Individual developers of general purpose technology can’t practically delimit all of the different uses, nor fulfill all the same sorts of compliance obligations. This is particularly true for open source. What’s more, it can and should be the responsibility of the high risk user to find a developer/provider that has done the relevant conformity assessments, QA, and more; there will be natural market incentives for some GPAI providers who want to be considered for high risk uses to do this extra diligence, while others opt not to.

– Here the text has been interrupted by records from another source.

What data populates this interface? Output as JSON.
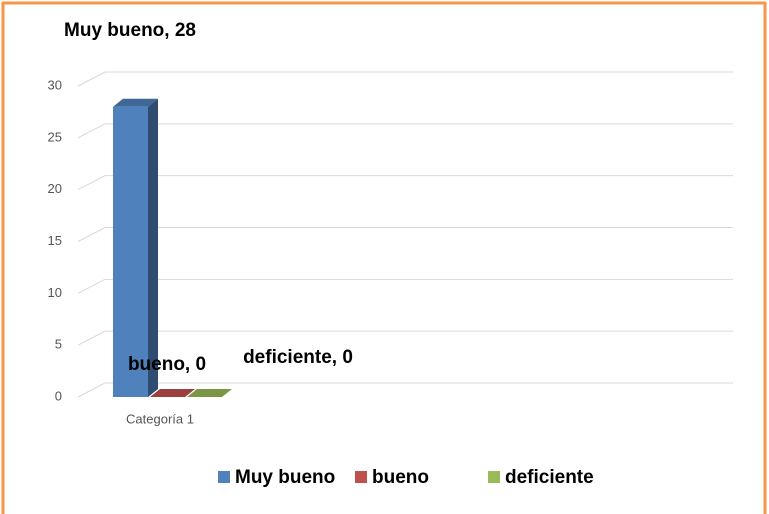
{
  "chart_data": {
    "type": "bar3d",
    "categories": [
      "Categoría 1"
    ],
    "series": [
      {
        "name": "Muy bueno",
        "color": "#4f81bd",
        "values": [
          28
        ],
        "value_labels": [
          "Muy bueno, 28"
        ]
      },
      {
        "name": "bueno",
        "color": "#c0504d",
        "values": [
          0
        ],
        "value_labels": [
          "bueno, 0"
        ]
      },
      {
        "name": "deficiente",
        "color": "#9bbb59",
        "values": [
          0
        ],
        "value_labels": [
          "deficiente, 0"
        ]
      }
    ],
    "ylim": [
      0,
      30
    ],
    "yticks": [
      0,
      5,
      10,
      15,
      20,
      25,
      30
    ],
    "grid": true,
    "legend": "bottom"
  }
}
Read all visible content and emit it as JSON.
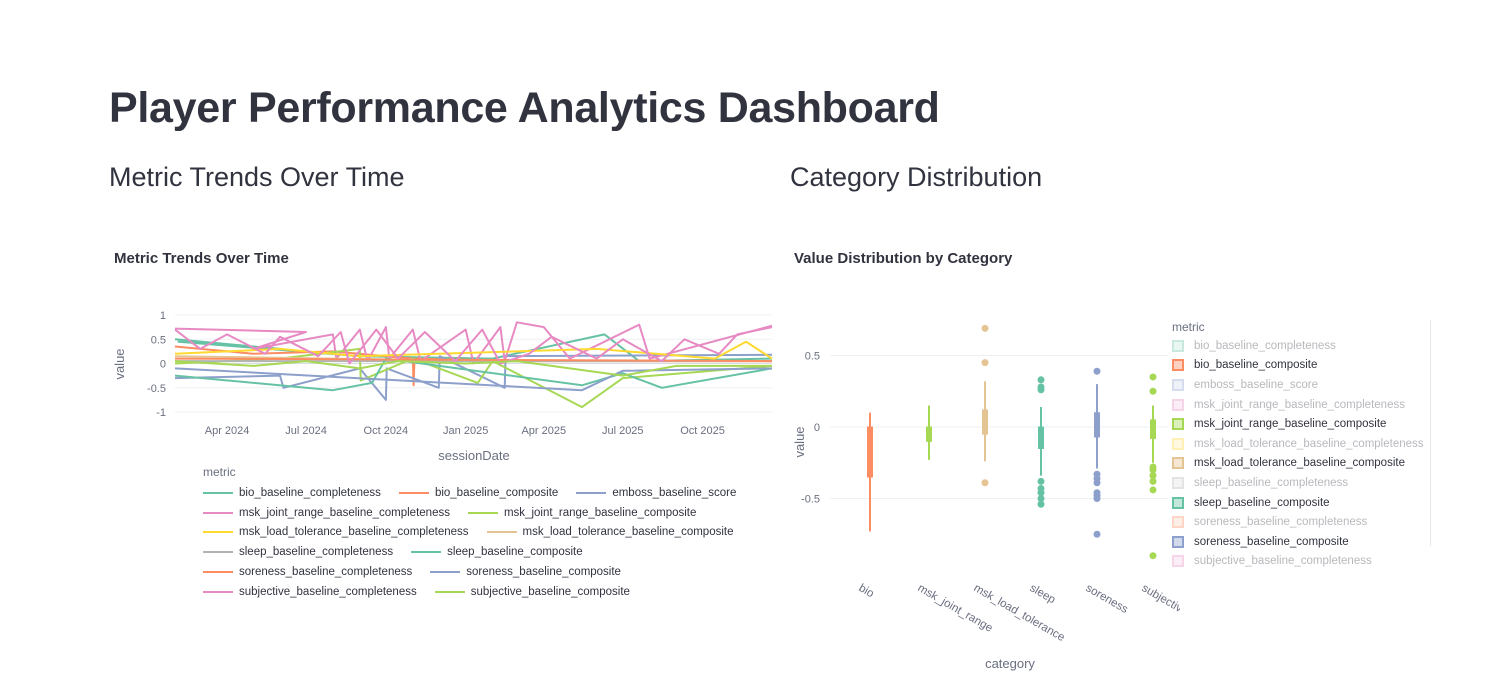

To the extent GPAI is covered, the Act should focus on developers in an ongoing relationship with users making relevant information available, and proportionate requirements for documentation to downstream users where there is no ongoing relationship. The Act should consider an exclusion for open source here where code is not provided as part of an ongoing, commercial relationship and product.
Principled approaches to think about the failures will lead to a better understanding of harms. There is recent work on compiling a list of AI failures and its implications and putting this into the context. It needs to be understood that many failures are not clearly detectable to non-domain experts and the outputs of a conditional text generation model should not be used without so-called guardrails and adequate verification, to influence any decision-making activities that may impact human lives in a consequential manner.
Auditing AI Systems for Bias
Institute members were also given the opportunity to provide feedback on a draft framework for auditing AI systems for bias, which is a component of the AI Act’s requirements for systems designated as “high risk.”
Overall, member comments reflected the view that audits of AI systems should take a broader approach that allows for more fundamental questions to be asked beyond whether a system is biased – including, for example, if the AI system should exist at all. Even for audits limited to assessing bias, the traditional approach employing model cards would not be sufficient. A more system-wide approach would be needed to truly understand if the AI is exhibiting bias.
Requirements for AI audits should include transparency requirements for auditors and users (or those impacted by an AI system). For example, audit requirements should stipulate that auditors have access to raw data and can reproduce findings from model/system developers, rather than just trusting the developers to provide conclusions about their systems. Audits could include red teaming exercises to stress test high risk systems in various scenarios (testing for bias, among other impacts). Any audit should include disclosure of how data collected from people is used and how the system makes predictions of what people will do. This is particularly cogent for AI systems that are used to recommend content to people (e.g., on social platforms), and such data disclosure should give transparency into how the system responds to harmful content, which can reveal any relationship between the prevalence of harmful content and the system design. Similarly, audits should contribute to transparency and explainability of the AI system and its use, e.g., demonstrate how individuals affected by an AI can see and understand how such decisions were made.
Finally, other suggestions from II members addressed the additional required documentation to be shared in an AI audit. This should include documentation of safety procedures (aka “break glass measures”) that would be used in an emergency, and documentation of exactly who in an organization has access to data and the model itself, who can take it offline (aka “kill switch” access), what backup system goes into place if it does go offline.